Nazarian's campaign has claimed Rupert was recruited to run by his Democratic colleague, Assemblyman Mike Gatto (D-Glendale), with whom he has had an ongoing public feud.

Rupert is married to Jason Insalaco, a former staffer for Gatto, and Rupert's write-in candidacy was supported by a group of anti-vaccination parents who have also supported Gatto. Gatto voted against SB 277, California's new law eliminating personal belief exemptions for schoolchildren.
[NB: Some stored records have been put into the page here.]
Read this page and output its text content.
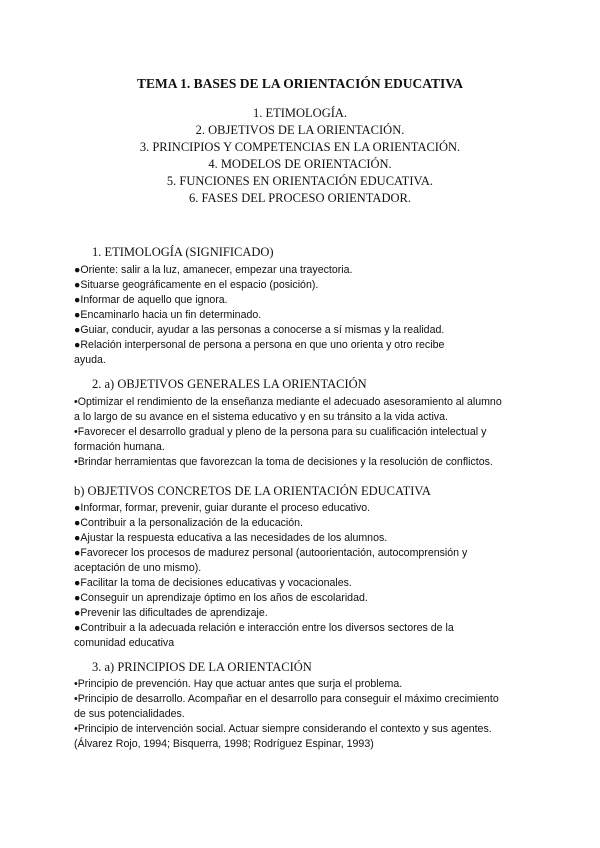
TEMA 1. BASES DE LA ORIENTACIÓN EDUCATIVA
1. ETIMOLOGÍA.
2. OBJETIVOS DE LA ORIENTACIÓN.
3. PRINCIPIOS Y COMPETENCIAS EN LA ORIENTACIÓN.
4. MODELOS DE ORIENTACIÓN.
5. FUNCIONES EN ORIENTACIÓN EDUCATIVA.
6. FASES DEL PROCESO ORIENTADOR.
1. ETIMOLOGÍA (SIGNIFICADO)
●Oriente: salir a la luz, amanecer, empezar una trayectoria.
●Situarse geográficamente en el espacio (posición).
●Informar de aquello que ignora.
●Encaminarlo hacia un fin determinado.
●Guiar, conducir, ayudar a las personas a conocerse a sí mismas y la realidad.
●Relación interpersonal de persona a persona en que uno orienta y otro recibe
ayuda.
2. a) OBJETIVOS GENERALES LA ORIENTACIÓN
•Optimizar el rendimiento de la enseñanza mediante el adecuado asesoramiento al alumno
a lo largo de su avance en el sistema educativo y en su tránsito a la vida activa.
•Favorecer el desarrollo gradual y pleno de la persona para su cualificación intelectual y
formación humana.
•Brindar herramientas que favorezcan la toma de decisiones y la resolución de conflictos.
b) OBJETIVOS CONCRETOS DE LA ORIENTACIÓN EDUCATIVA
●Informar, formar, prevenir, guiar durante el proceso educativo.
●Contribuir a la personalización de la educación.
●Ajustar la respuesta educativa a las necesidades de los alumnos.
●Favorecer los procesos de madurez personal (autoorientación, autocomprensión y
aceptación de uno mismo).
●Facilitar la toma de decisiones educativas y vocacionales.
●Conseguir un aprendizaje óptimo en los años de escolaridad.
●Prevenir las dificultades de aprendizaje.
●Contribuir a la adecuada relación e interacción entre los diversos sectores de la
comunidad educativa
3. a) PRINCIPIOS DE LA ORIENTACIÓN
•Principio de prevención. Hay que actuar antes que surja el problema.
•Principio de desarrollo. Acompañar en el desarrollo para conseguir el máximo crecimiento
de sus potencialidades.
•Principio de intervención social. Actuar siempre considerando el contexto y sus agentes.
(Álvarez Rojo, 1994; Bisquerra, 1998; Rodríguez Espinar, 1993)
In an email, Rupert's campaign spokeswoman said Rupert supports SB 277 and vaccination in schools, and accused Nazarian's campaign of creating a "false narrative" of his opponent as an "anti-vaxxer."

Last month, a judge struck down Rupert's ballot designation as an "educator" after Nazarian complained that it wasn't her primary job. She will now appear on the ballot as an "attorney/small businesswoman."

Internal polling released by Rupert's campaign earlier this month showed the assemblyman leading 34% to 25%, with 41% of voters undecided.

2:40 p.m., Oct. 21: This article was updated to clarify Rupert's stance on vaccination in schools.